Mr. Darling will make a statement to Parliament at today. Mr. Brown will hold a press conference at his residence in Downing Street.
"I am shocked and appalled," said Robin Ashby, spokesman for the Northern Rock Small Shareholders' Group in Newcastle. "It is bad news for the image of Britain as a financial centre. The big shareholders may decide to take legal action. Downsizing is inevitable, and we are worried about the jobs."
A YouGov plc. poll conducted on February 14-15 showed that 44 percent of 2,469 voters surveyed want Mr. Darling to quit, while 27 percent said he should stay. The same poll showed 32 percent back Mr. Brown's government compared with 41 percent backing the Conservatives.
Mr. Darling would not discuss what the government's purchase will be worth to shareholders. SRM and RAB have suggested they think the government will have to pay Northern Rock's book value of around £4 a share. The stock closed at 90 pence on Friday, valuing the company at £379 million.
The decision marks the first time since 1984 that the government has taken control of a bank. Ron Sandler, a former head of National Westminster Bank plc. and Lloyd's of London, will manage the Northern Rock for the government. He will meet the employees and hold a press conference in Newcastle tomorrow.
"My objectives are clear: to deliver back to taxpayers the money they are owed and to revitalise the bank," Mr.

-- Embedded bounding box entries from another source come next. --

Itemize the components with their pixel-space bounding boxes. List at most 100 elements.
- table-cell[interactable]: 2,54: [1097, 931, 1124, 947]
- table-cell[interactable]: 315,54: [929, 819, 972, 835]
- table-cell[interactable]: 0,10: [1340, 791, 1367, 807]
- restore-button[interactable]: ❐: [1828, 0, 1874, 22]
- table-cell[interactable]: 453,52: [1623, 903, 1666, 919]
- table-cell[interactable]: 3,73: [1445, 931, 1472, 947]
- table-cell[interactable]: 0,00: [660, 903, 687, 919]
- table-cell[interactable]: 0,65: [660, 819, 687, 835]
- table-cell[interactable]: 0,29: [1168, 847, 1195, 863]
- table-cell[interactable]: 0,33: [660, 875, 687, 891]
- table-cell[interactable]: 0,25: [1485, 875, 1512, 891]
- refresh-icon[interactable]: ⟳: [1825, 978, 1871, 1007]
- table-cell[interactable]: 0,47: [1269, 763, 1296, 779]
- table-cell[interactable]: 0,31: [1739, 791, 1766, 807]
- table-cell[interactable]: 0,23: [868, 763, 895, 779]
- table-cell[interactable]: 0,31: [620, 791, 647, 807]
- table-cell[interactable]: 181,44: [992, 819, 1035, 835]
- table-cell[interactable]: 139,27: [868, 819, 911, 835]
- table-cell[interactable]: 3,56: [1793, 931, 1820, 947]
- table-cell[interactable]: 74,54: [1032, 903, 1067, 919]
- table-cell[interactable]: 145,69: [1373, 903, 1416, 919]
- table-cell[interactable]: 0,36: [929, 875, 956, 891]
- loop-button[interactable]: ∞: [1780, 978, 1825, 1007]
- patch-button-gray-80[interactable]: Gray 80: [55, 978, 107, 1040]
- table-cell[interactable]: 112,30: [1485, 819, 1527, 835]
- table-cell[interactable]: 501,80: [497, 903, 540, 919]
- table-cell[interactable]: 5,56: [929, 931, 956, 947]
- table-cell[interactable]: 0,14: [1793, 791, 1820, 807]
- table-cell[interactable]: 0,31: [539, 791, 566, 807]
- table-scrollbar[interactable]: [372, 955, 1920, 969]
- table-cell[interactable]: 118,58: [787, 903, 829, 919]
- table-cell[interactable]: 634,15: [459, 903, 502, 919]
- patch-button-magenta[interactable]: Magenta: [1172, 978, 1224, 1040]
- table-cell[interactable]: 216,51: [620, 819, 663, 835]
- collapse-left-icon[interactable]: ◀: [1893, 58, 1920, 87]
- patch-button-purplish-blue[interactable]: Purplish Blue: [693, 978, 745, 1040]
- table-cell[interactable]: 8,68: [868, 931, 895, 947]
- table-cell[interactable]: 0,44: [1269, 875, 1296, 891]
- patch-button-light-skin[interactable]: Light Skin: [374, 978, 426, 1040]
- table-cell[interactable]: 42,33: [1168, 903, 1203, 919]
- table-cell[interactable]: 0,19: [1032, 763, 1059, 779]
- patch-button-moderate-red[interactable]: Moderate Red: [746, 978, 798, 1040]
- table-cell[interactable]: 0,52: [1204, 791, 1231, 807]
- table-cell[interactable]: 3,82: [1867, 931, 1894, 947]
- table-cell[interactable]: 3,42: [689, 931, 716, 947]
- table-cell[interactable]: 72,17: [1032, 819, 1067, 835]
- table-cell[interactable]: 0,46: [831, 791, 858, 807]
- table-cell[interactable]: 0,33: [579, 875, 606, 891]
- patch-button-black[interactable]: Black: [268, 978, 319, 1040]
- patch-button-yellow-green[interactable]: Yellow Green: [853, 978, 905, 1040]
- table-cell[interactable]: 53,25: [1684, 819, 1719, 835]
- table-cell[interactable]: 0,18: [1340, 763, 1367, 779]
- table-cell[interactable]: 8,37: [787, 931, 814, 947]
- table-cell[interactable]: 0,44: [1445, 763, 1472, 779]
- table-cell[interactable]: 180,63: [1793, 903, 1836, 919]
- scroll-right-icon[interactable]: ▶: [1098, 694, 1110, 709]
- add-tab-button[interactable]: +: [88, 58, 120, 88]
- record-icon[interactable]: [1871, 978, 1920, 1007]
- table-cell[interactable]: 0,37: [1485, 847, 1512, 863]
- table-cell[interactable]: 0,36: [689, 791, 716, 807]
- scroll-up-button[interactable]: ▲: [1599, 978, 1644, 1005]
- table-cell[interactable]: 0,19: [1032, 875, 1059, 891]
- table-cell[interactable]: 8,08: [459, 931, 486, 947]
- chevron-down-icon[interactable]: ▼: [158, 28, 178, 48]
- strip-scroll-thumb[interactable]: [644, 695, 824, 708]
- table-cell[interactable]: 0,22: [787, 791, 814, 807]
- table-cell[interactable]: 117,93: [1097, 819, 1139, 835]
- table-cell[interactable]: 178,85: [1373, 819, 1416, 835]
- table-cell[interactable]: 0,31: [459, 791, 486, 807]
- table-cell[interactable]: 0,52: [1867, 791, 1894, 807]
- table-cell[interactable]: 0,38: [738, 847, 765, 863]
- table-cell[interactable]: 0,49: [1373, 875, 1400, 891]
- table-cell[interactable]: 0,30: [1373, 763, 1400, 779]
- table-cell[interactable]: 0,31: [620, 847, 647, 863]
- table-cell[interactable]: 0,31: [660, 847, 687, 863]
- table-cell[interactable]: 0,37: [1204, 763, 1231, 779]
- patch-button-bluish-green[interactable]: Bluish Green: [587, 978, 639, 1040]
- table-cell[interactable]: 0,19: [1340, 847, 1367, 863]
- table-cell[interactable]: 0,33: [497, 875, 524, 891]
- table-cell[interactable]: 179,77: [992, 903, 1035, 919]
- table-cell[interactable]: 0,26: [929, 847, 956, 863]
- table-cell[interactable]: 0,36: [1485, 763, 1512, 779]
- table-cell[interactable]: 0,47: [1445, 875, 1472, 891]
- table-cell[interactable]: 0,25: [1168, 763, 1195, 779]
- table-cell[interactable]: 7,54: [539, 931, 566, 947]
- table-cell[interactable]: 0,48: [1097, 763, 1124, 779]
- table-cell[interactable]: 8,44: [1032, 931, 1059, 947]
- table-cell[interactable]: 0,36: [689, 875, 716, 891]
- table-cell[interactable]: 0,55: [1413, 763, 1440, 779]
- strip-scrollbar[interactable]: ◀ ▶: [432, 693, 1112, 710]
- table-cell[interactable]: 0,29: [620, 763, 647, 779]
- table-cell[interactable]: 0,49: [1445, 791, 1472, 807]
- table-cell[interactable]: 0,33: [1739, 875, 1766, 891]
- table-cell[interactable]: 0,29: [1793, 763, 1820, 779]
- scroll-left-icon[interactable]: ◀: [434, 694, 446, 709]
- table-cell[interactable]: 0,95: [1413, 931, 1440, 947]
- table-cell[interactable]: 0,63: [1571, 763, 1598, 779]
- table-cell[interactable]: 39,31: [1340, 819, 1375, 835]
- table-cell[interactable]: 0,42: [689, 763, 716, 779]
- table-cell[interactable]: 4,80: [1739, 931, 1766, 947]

Sandler said at a press conference with Darling today. "We will continue to operate on a normal commercial basis."
The company's balance sheet already has been added to the public finances, boosting Britain's debt burden above 40 percent of gross domestic product for the first time since the Labour government took office in 1997.
The move to acquire Northern Rock is the biggest bank nationalisation since Clement Attlee's Labour government brought the Bank of England into public control in 1946.
"It comes after far too long, but it's the right thing to do," Vince Cable, a lawmaker from the Liberal Democrats who speaks on finance, said in an interview on Sky News. "It's Gordon Brown who has been calling all the shots on this. It's the prime minister who that deserves the rap."
The government last acquired a bank in 1984, when the Bank of England purchased Johnson Matthey plc.'s lending operation for £1 to support assets of £400 million. The gold refiner had expanded its commercial loans business and racked up bad debts. A decade before, the government rescued Slater Walker Securities by advancing about £70 million.
In Germany, state-owned banks including Landesbank Baden-Wuerttemberg, Landesbank Sachsen Girozentrale and WestLB AG have received billions in euros in financial aid from the government to cover potential losses related to US sub-prime investments.
IKB Deutsche Industriebank AG, the first German casualty of to the worst US housing market in 25 years, last week received pledge of a 1.5 billion-euro bailout, the third rescue package for the lender since July and brining the total aid to IKB to about 7.7 billion euros.
"At last we have the correct decision to sort it out," said Howard Wheeldon, an analyst at BGC Partners in London. "The Virgin bid never seemed to be the right solution as they didn't seem to have the experience, and there was little confidence in the management proposal."